The presence of weak inflation figures could add further uncertainty to China’s economic growth prospects, particularly following an unexpected contraction in factory activity and slowing growth in the services sector observed in October. According to Larry Hu, Head of China Economics at Macquarie Group Ltd., the broadest gauge of pricing, the GDP deflator, is expected to turn negative in the last three months of the year due to the country’s continued weak consumption demand. Bloomberg estimates, based on official data, show that this indicator has already declined for two consecutive quarters, marking the first time since 2015.

Additional reports scheduled for the coming days may provide further insights into the trajectory of China’s economic recovery. On Tuesday, export figures are anticipated to show a narrowing drop in October, mainly due to a lower base for comparison with the same month in 2022 when China was contending with pandemic-related lockdowns.
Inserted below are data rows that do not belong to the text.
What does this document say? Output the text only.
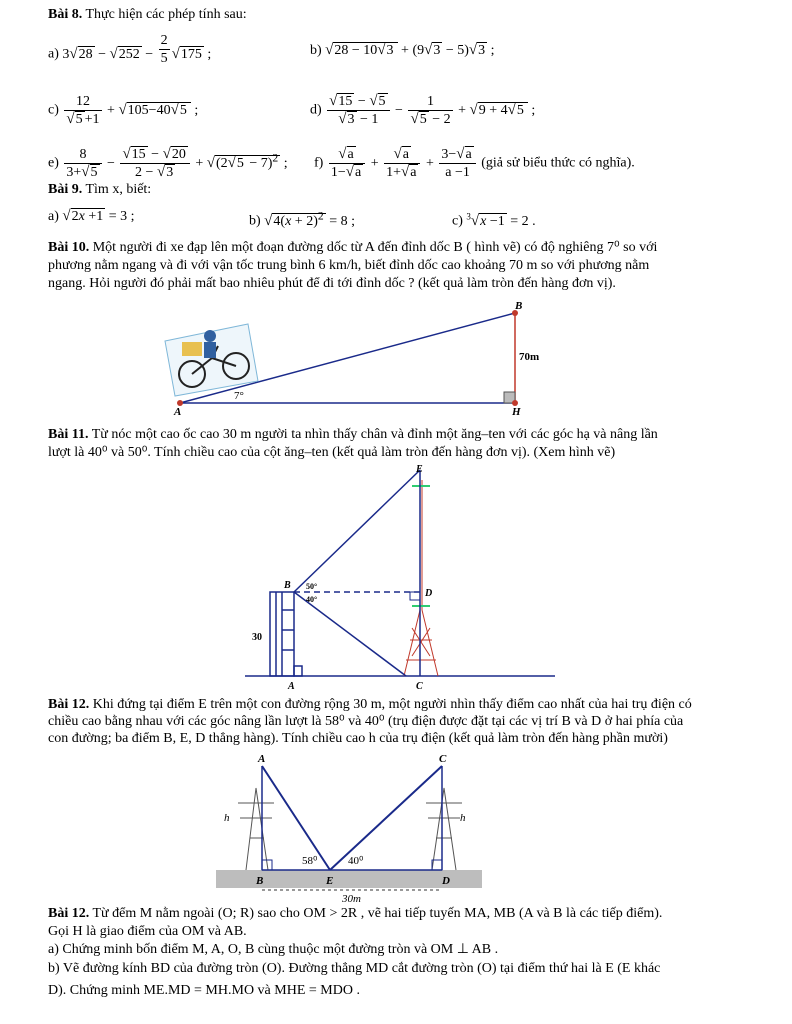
Bài 8. Thực hiện các phép tính sau:
a) $3√28 - √252 - \frac{2}{5} √175$ ;	b) √28 − 10√3 + (9√3 − 5)√3 ;
$c) \frac{12}{√5 +1} + √105-40√5$ ;	$d) \frac{√15 - √5}{√3 - 1} - \frac{1}{√5 - 2} + √9 + 4√5$ ;
$e) \frac{8}{3+√5} - \frac{√15 - √20}{2 - √3} + √(2√5 - 7)^2$ ; $f) \frac{√a}{1-√a} + \frac{√a}{1+√a} + \frac{3-√a}{a -1}$ (giả sử biểu thức có nghĩa).
Bài 9. Tìm x, biết:
a) √2x +1 = 3 ;	b) $√4(x + 2)^2 = 8$ ;	c) $^3$√x −1 = 2 .
Bài 10. Một người đi xe đạp lên một đoạn đường dốc từ A đến đỉnh dốc B ( hình vẽ) có độ nghiêng 7⁰ so với
phương nằm ngang và đi với vận tốc trung bình 6 km/h, biết đỉnh dốc cao khoảng 70 m so với phương nằm
ngang. Hỏi người đó phải mất bao nhiêu phút để đi tới đỉnh dốc ? (kết quả làm tròn đến hàng đơn vị).
A
B
H
70m
7°
Bài 11. Từ nóc một cao ốc cao 30 m người ta nhìn thấy chân và đỉnh một ăng–ten với các góc hạ và nâng lần
lượt là 40⁰ và 50⁰. Tính chiều cao của cột ăng–ten (kết quả làm tròn đến hàng đơn vị). (Xem hình vẽ)
E
B
D
A	C
50°
40°
30
Bài 12. Khi đứng tại điểm E trên một con đường rộng 30 m, một người nhìn thấy điểm cao nhất của hai trụ điện có
chiều cao bằng nhau với các góc nâng lần lượt là 58⁰ và 40⁰ (trụ điện được đặt tại các vị trí B và D ở hai phía của
con đường; ba điểm B, E, D thẳng hàng). Tính chiều cao h của trụ điện (kết quả làm tròn đến hàng phần mười)
A	C
B	E	D
h	h
58⁰	40⁰
30m
Bài 12. Từ đểm M nằm ngoài (O; R) sao cho OM > 2R , vẽ hai tiếp tuyến MA, MB (A và B là các tiếp điểm).
Gọi H là giao điểm của OM và AB.
a) Chứng minh bốn điểm M, A, O, B cùng thuộc một đường tròn và OM ⊥ AB .
b) Vẽ đường kính BD của đường tròn (O). Đường thẳng MD cắt đường tròn (O) tại điểm thứ hai là E (E khác
D). Chứng minh ME.MD = MH.MO và MHE = MDO .
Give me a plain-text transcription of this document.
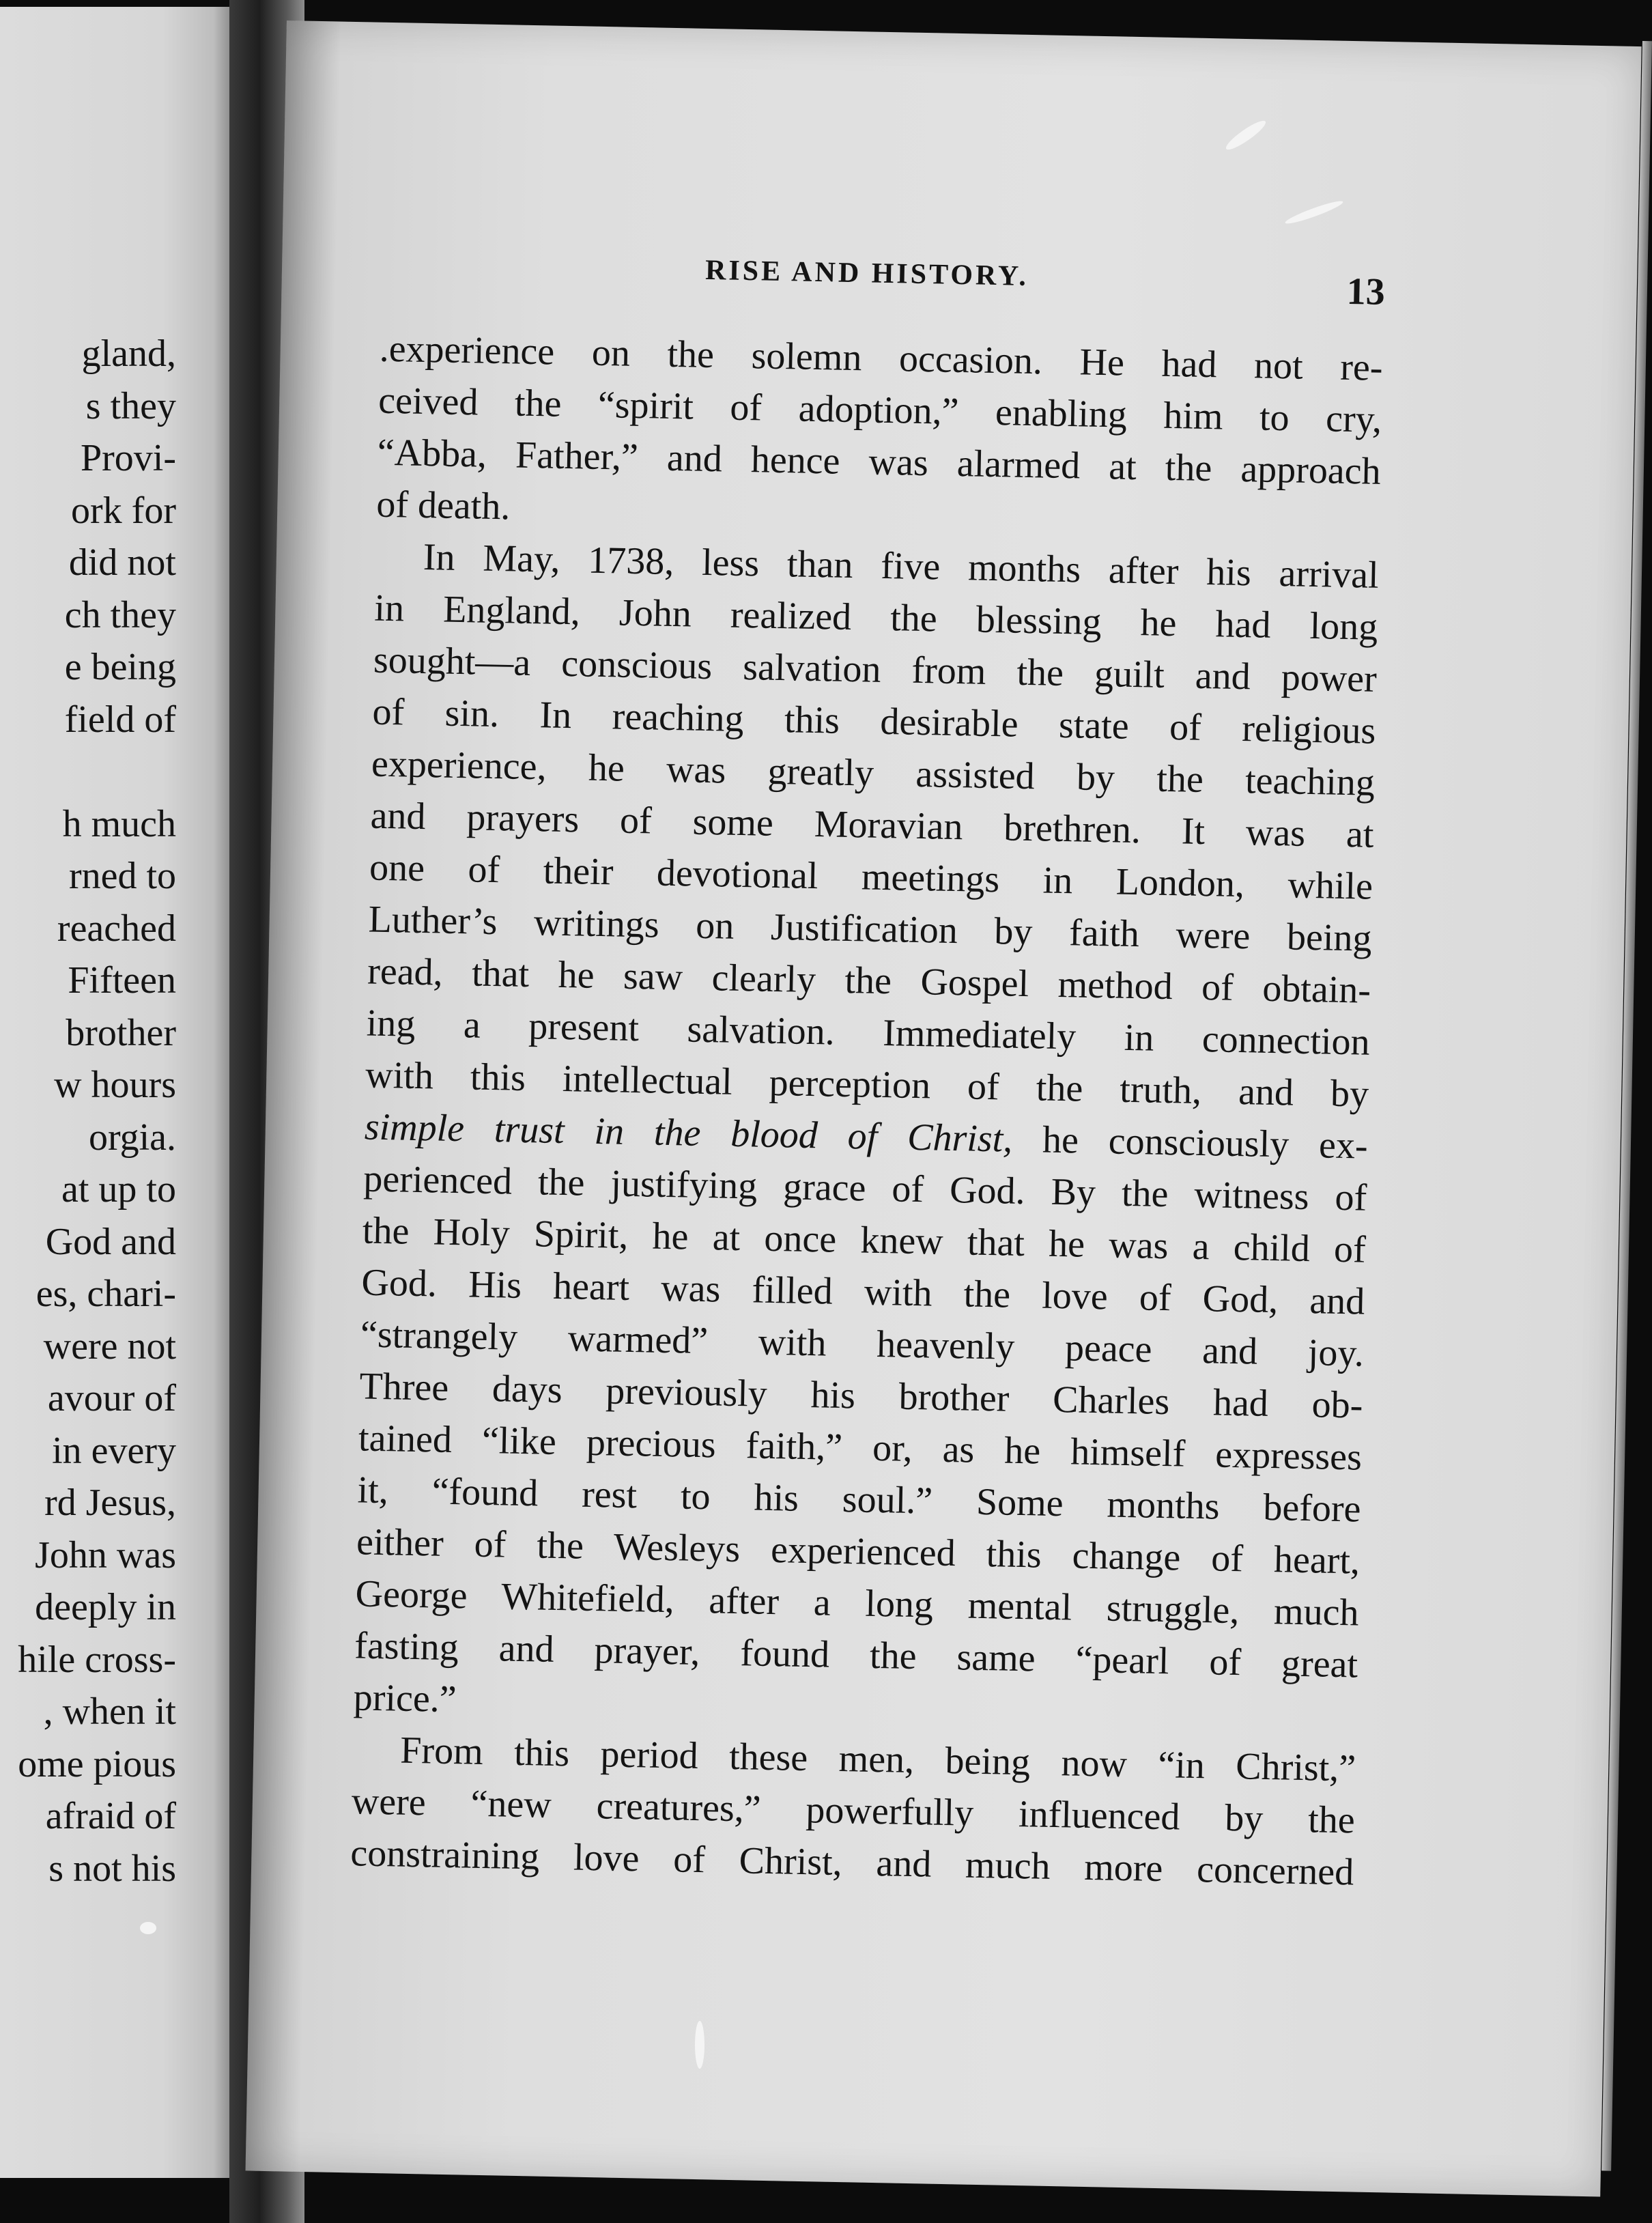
gland,
s they
Provi-
ork for
did not
ch they
e being
field of
h much
rned to
reached
Fifteen
brother
w hours
orgia.
at up to
God and
es, chari-
were not
avour of
in every
rd Jesus,
John was
deeply in
hile cross-
, when it
ome pious
afraid of
s not his
RISE AND HISTORY.	13

.experience on the solemn occasion. He had not re-
ceived the “spirit of adoption,” enabling him to cry,
“Abba, Father,” and hence was alarmed at the approach
of death.

In May, 1738, less than five months after his arrival
in England, John realized the blessing he had long
sought—a conscious salvation from the guilt and power
of sin. In reaching this desirable state of religious
experience, he was greatly assisted by the teaching
and prayers of some Moravian brethren. It was at
one of their devotional meetings in London, while
Luther’s writings on Justification by faith were being
read, that he saw clearly the Gospel method of obtain-
ing a present salvation. Immediately in connection
with this intellectual perception of the truth, and by
simple trust in the blood of Christ, he consciously ex-
perienced the justifying grace of God. By the witness of
the Holy Spirit, he at once knew that he was a child of
God. His heart was filled with the love of God, and
“strangely warmed” with heavenly peace and joy.
Three days previously his brother Charles had ob-
tained “like precious faith,” or, as he himself expresses
it, “found rest to his soul.” Some months before
either of the Wesleys experienced this change of heart,
George Whitefield, after a long mental struggle, much
fasting and prayer, found the same “pearl of great
price.”

From this period these men, being now “in Christ,”
were “new creatures,” powerfully influenced by the
constraining love of Christ, and much more concerned
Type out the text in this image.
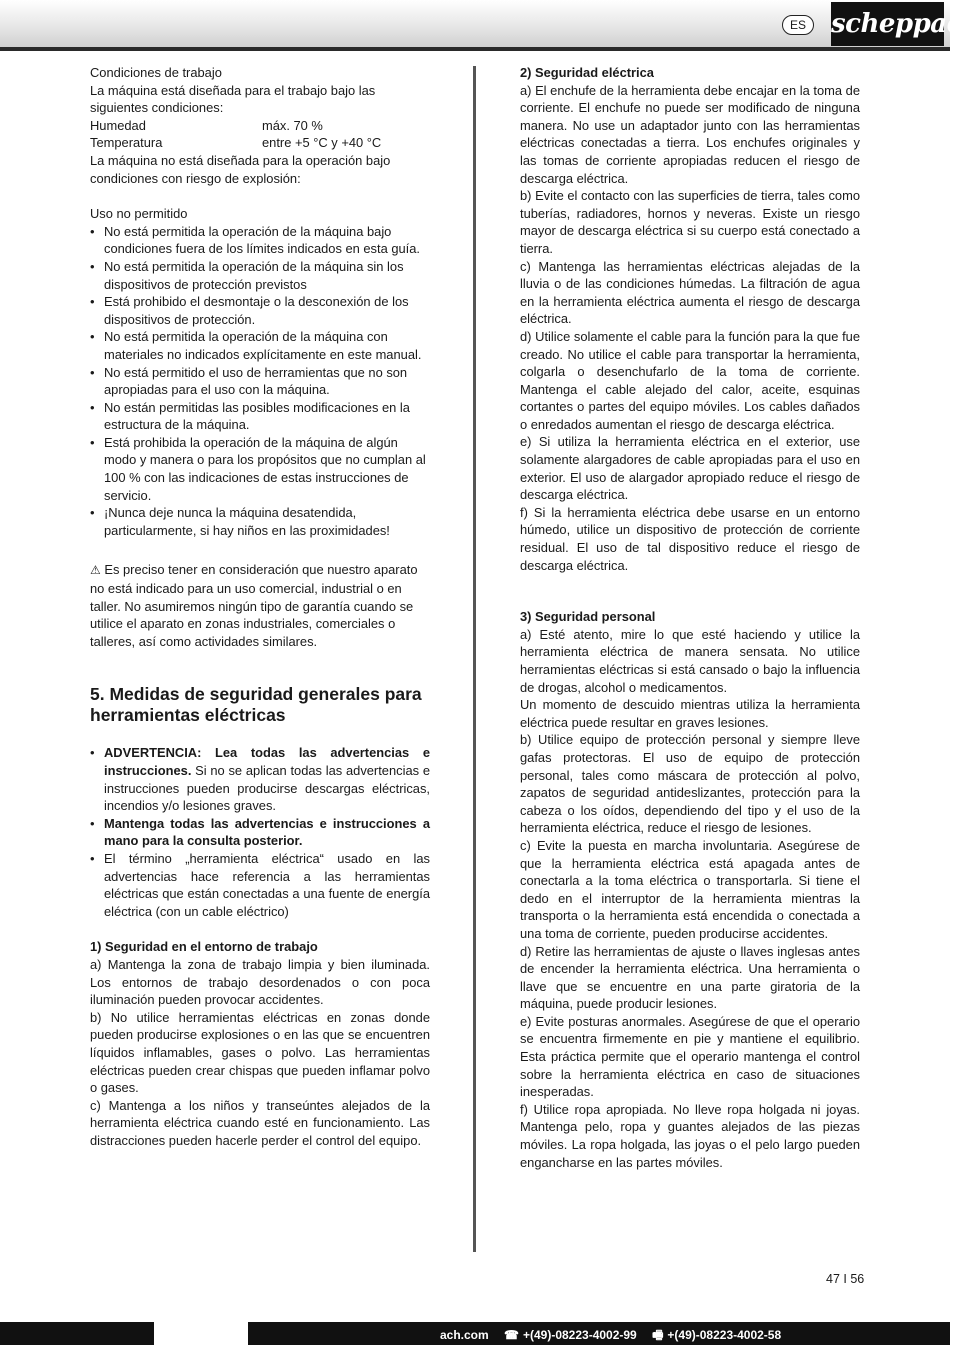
ES scheppach

Condiciones de trabajo

La máquina está diseñada para el trabajo bajo las siguientes condiciones:

Humedad	máx. 70 %
Temperatura	entre +5 °C y +40 °C

La máquina no está diseñada para la operación bajo condiciones con riesgo de explosión:

Uso no permitido

• No está permitida la operación de la máquina bajo condiciones fuera de los límites indicados en esta guía.
• No está permitida la operación de la máquina sin los dispositivos de protección previstos
• Está prohibido el desmontaje o la desconexión de los dispositivos de protección.
• No está permitida la operación de la máquina con materiales no indicados explícitamente en este manual.
• No está permitido el uso de herramientas que no son apropiadas para el uso con la máquina.
• No están permitidas las posibles modificaciones en la estructura de la máquina.
• Está prohibida la operación de la máquina de algún modo y manera o para los propósitos que no cumplan al 100 % con las indicaciones de estas instrucciones de servicio.
• ¡Nunca deje nunca la máquina desatendida, particularmente, si hay niños en las proximidades!

⚠ Es preciso tener en consideración que nuestro aparato no está indicado para un uso comercial, industrial o en taller. No asumiremos ningún tipo de garantía cuando se utilice el aparato en zonas industriales, comerciales o talleres, así como actividades similares.

5. Medidas de seguridad generales para herramientas eléctricas

• ADVERTENCIA: Lea todas las advertencias e instrucciones. Si no se aplican todas las advertencias e instrucciones pueden producirse descargas eléctricas, incendios y/o lesiones graves.
• Mantenga todas las advertencias e instrucciones a mano para la consulta posterior.
• El término „herramienta eléctrica“ usado en las advertencias hace referencia a las herramientas eléctricas que están conectadas a una fuente de energía eléctrica (con un cable eléctrico)

1) Seguridad en el entorno de trabajo

a) Mantenga la zona de trabajo limpia y bien iluminada. Los entornos de trabajo desordenados o con poca iluminación pueden provocar accidentes.

b) No utilice herramientas eléctricas en zonas donde pueden producirse explosiones o en las que se encuentren líquidos inflamables, gases o polvo. Las herramientas eléctricas pueden crear chispas que pueden inflamar polvo o gases.

c) Mantenga a los niños y transeúntes alejados de la herramienta eléctrica cuando esté en funcionamiento. Las distracciones pueden hacerle perder el control del equipo.

2) Seguridad eléctrica

a) El enchufe de la herramienta debe encajar en la toma de corriente. El enchufe no puede ser modificado de ninguna manera. No use un adaptador junto con las herramientas eléctricas conectadas a tierra. Los enchufes originales y las tomas de corriente apropiadas reducen el riesgo de descarga eléctrica.

b) Evite el contacto con las superficies de tierra, tales como tuberías, radiadores, hornos y neveras. Existe un riesgo mayor de descarga eléctrica si su cuerpo está conectado a tierra.

c) Mantenga las herramientas eléctricas alejadas de la lluvia o de las condiciones húmedas. La filtración de agua en la herramienta eléctrica aumenta el riesgo de descarga eléctrica.

d) Utilice solamente el cable para la función para la que fue creado. No utilice el cable para transportar la herramienta, colgarla o desenchufarlo de la toma de corriente. Mantenga el cable alejado del calor, aceite, esquinas cortantes o partes del equipo móviles. Los cables dañados o enredados aumentan el riesgo de descarga eléctrica.

e) Si utiliza la herramienta eléctrica en el exterior, use solamente alargadores de cable apropiadas para el uso en exterior. El uso de alargador apropiado reduce el riesgo de descarga eléctrica.

f) Si la herramienta eléctrica debe usarse en un entorno húmedo, utilice un dispositivo de protección de corriente residual. El uso de tal dispositivo reduce el riesgo de descarga eléctrica.

3) Seguridad personal

a) Esté atento, mire lo que esté haciendo y utilice la herramienta eléctrica de manera sensata. No utilice herramientas eléctricas si está cansado o bajo la influencia de drogas, alcohol o medicamentos.

Un momento de descuido mientras utiliza la herramienta eléctrica puede resultar en graves lesiones.

b) Utilice equipo de protección personal y siempre lleve gafas protectoras. El uso de equipo de protección personal, tales como máscara de protección al polvo, zapatos de seguridad antideslizantes, protección para la cabeza o los oídos, dependiendo del tipo y el uso de la herramienta eléctrica, reduce el riesgo de lesiones.

c) Evite la puesta en marcha involuntaria. Asegúrese de que la herramienta eléctrica está apagada antes de conectarla a la toma eléctrica o transportarla. Si tiene el dedo en el interruptor de la herramienta mientras la transporta o la herramienta está encendida o conectada a una toma de corriente, pueden producirse accidentes.

d) Retire las herramientas de ajuste o llaves inglesas antes de encender la herramienta eléctrica. Una herramienta o llave que se encuentre en una parte giratoria de la máquina, puede producir lesiones.

e) Evite posturas anormales. Asegúrese de que el operario se encuentra firmemente en pie y mantiene el equilibrio. Esta práctica permite que el operario mantenga el control sobre la herramienta eléctrica en caso de situaciones inesperadas.

f) Utilice ropa apropiada. No lleve ropa holgada ni joyas. Mantenga pelo, ropa y guantes alejados de las piezas móviles. La ropa holgada, las joyas o el pelo largo pueden engancharse en las partes móviles.

47 I 56
ach.com ☎ +(49)-08223-4002-99 🖷 +(49)-08223-4002-58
Furthermore, credit data for the previous month is expected to indicate an increase in overall financing compared to the same period in the previous year, as a substantial number of government bonds enter the market.

There is a growing expectation for the central bank to introduce further liquidity support by reducing the reserve requirement ratio, which determines the amount of cash that banks must keep in reserve. Some analysts even suggest that the central bank may take this step ahead of its monthly policy loan operations in mid-November, responding to the pressure created by the surge in government bond issuance on interbank liquidity.